There is evidence to suggest that women’s role in society may affect their sleep even more than hormonal changes. The added pressures many women face of juggling stressful jobs with their roles as mothers and wives can often pose an intolerable burden, exacerbated by the fact that many women ignore their fatigue.
Ageing can greatly affect sleep, with the number of hours declining as you get older. While a young adult will sleep on average for 7-8 hours, by old age this will go down to about six. Quality of sleep is affected too. Stage 4 sleep is reduced, and the proportion of REM sleep, which makes up abut 50 per cent of baby sleep, will, in the latter stages of life, go down to 15-20 per cent. Although the cause may be inevitable, there are still steps you can take to improve the situation (see Chapter 4).
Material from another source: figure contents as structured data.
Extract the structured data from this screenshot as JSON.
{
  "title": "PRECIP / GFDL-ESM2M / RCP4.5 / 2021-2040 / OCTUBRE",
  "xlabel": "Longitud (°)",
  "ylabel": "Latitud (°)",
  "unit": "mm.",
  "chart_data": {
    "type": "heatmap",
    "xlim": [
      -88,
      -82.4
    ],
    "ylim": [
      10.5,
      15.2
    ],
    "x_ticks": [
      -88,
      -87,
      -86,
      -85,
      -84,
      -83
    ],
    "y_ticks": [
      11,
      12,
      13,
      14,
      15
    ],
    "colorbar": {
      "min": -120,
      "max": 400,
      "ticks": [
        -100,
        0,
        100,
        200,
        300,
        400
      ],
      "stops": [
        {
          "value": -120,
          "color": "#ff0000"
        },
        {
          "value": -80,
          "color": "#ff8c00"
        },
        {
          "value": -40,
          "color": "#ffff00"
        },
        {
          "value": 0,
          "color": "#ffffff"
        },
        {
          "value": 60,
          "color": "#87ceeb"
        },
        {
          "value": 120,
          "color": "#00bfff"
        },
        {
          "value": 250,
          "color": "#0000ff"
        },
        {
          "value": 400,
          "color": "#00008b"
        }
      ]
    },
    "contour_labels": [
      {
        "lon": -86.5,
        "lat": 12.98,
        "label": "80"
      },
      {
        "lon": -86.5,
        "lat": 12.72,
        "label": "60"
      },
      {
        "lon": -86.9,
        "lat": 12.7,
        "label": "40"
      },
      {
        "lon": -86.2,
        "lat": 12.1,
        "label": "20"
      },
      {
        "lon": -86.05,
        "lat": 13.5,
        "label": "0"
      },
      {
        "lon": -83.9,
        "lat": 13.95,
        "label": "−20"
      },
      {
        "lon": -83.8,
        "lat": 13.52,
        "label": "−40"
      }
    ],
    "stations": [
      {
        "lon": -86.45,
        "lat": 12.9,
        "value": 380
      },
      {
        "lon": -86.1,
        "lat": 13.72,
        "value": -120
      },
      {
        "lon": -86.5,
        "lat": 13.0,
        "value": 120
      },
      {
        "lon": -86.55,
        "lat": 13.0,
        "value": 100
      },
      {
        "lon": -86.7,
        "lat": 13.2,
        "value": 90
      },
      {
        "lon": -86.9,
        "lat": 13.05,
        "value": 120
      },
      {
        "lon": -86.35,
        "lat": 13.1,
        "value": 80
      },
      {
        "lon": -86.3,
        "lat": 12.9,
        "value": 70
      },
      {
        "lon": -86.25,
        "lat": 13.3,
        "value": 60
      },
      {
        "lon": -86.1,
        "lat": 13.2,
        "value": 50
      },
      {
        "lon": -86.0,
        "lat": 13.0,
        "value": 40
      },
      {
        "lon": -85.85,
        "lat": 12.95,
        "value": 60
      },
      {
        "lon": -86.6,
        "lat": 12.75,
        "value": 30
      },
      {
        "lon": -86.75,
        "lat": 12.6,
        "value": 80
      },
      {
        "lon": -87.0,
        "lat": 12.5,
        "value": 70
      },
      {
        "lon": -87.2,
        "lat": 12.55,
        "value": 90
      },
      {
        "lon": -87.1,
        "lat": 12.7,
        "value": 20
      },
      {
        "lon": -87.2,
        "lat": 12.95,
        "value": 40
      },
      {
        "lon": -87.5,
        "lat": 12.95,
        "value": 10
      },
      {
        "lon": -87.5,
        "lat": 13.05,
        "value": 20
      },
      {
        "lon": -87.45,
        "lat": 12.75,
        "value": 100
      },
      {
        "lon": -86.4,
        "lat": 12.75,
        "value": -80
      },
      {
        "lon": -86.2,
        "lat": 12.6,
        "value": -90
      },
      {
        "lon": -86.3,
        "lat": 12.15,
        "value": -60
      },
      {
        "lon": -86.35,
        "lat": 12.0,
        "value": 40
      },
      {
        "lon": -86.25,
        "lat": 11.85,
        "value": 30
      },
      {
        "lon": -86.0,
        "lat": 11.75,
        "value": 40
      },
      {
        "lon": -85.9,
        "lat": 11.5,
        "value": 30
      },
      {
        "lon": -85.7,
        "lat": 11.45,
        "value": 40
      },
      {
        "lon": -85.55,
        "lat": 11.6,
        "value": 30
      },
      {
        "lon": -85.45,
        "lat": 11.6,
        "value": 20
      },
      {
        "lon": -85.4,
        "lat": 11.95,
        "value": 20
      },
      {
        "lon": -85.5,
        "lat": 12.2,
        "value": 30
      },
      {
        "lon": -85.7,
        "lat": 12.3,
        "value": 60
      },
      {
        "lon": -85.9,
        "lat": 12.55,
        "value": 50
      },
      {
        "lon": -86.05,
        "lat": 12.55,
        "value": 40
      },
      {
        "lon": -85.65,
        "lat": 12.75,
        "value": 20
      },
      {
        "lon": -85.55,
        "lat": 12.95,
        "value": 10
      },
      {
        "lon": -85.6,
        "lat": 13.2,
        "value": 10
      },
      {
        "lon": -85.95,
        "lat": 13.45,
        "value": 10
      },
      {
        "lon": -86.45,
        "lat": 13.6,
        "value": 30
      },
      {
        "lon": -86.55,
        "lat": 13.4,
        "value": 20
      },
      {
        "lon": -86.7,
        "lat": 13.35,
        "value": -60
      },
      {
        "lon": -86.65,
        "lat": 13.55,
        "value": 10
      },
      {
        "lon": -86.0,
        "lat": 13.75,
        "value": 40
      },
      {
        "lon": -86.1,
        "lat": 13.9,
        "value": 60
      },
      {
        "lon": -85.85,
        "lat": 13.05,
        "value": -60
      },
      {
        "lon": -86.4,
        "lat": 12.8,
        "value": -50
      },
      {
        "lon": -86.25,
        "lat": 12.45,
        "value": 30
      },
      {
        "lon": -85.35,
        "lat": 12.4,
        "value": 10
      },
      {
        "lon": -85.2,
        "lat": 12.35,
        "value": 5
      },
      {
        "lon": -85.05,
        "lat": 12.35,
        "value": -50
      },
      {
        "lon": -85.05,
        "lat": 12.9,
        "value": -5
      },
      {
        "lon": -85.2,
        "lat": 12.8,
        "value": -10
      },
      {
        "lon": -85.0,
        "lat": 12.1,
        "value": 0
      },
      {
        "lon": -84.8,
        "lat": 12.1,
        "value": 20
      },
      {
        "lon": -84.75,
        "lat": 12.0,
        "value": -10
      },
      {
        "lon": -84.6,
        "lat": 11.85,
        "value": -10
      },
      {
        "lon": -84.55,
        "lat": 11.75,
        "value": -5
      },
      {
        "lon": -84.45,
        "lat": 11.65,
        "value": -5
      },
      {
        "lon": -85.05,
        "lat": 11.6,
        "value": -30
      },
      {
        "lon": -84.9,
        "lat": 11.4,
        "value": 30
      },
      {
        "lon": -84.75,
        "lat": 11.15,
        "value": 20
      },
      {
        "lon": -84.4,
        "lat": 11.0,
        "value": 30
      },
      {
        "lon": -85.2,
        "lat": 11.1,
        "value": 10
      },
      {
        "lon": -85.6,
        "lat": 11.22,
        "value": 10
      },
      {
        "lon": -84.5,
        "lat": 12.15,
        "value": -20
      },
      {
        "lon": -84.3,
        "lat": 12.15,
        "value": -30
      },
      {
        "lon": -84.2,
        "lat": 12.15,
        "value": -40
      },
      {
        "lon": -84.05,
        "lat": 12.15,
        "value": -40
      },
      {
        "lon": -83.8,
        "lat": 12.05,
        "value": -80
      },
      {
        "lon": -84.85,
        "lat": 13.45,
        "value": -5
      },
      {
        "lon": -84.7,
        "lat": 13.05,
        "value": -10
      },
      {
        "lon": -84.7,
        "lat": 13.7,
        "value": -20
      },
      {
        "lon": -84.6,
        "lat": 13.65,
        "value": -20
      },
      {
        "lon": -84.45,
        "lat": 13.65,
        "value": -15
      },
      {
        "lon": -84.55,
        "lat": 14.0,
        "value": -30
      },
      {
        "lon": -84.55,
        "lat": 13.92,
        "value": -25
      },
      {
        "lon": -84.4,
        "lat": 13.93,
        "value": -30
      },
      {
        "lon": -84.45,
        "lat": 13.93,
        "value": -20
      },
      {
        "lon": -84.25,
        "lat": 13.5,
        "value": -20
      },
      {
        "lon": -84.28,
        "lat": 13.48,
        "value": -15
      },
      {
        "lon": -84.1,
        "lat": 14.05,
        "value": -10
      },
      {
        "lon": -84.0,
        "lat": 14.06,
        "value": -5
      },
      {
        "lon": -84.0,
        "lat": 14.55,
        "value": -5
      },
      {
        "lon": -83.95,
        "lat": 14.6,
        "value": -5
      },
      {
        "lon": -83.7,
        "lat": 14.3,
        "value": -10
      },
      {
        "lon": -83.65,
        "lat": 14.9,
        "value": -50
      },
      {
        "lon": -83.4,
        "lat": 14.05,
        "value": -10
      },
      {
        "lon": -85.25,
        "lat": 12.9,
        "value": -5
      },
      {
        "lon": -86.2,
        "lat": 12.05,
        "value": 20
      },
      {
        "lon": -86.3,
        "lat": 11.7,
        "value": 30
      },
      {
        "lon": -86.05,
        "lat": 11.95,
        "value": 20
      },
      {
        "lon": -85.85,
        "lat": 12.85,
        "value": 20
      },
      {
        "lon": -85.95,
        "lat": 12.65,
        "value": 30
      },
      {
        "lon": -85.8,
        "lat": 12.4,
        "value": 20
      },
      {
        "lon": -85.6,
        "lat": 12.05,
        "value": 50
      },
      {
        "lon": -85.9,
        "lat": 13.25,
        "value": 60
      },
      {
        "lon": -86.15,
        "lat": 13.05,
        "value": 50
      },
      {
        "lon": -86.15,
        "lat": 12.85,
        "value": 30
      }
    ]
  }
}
Your sleep is more likely to be poor if your general health is poor, even if you are not suffering from a specifically sleep-related disorder (see Chapter 6). Conditions such as heart disease, general breathing problems and arthritis can make it difficult to get comfortable at night, and will almost certainly have an impact on your sleep. Consult your doctor if this becomes an issue. For many people emotional issues and character make-up may come into play.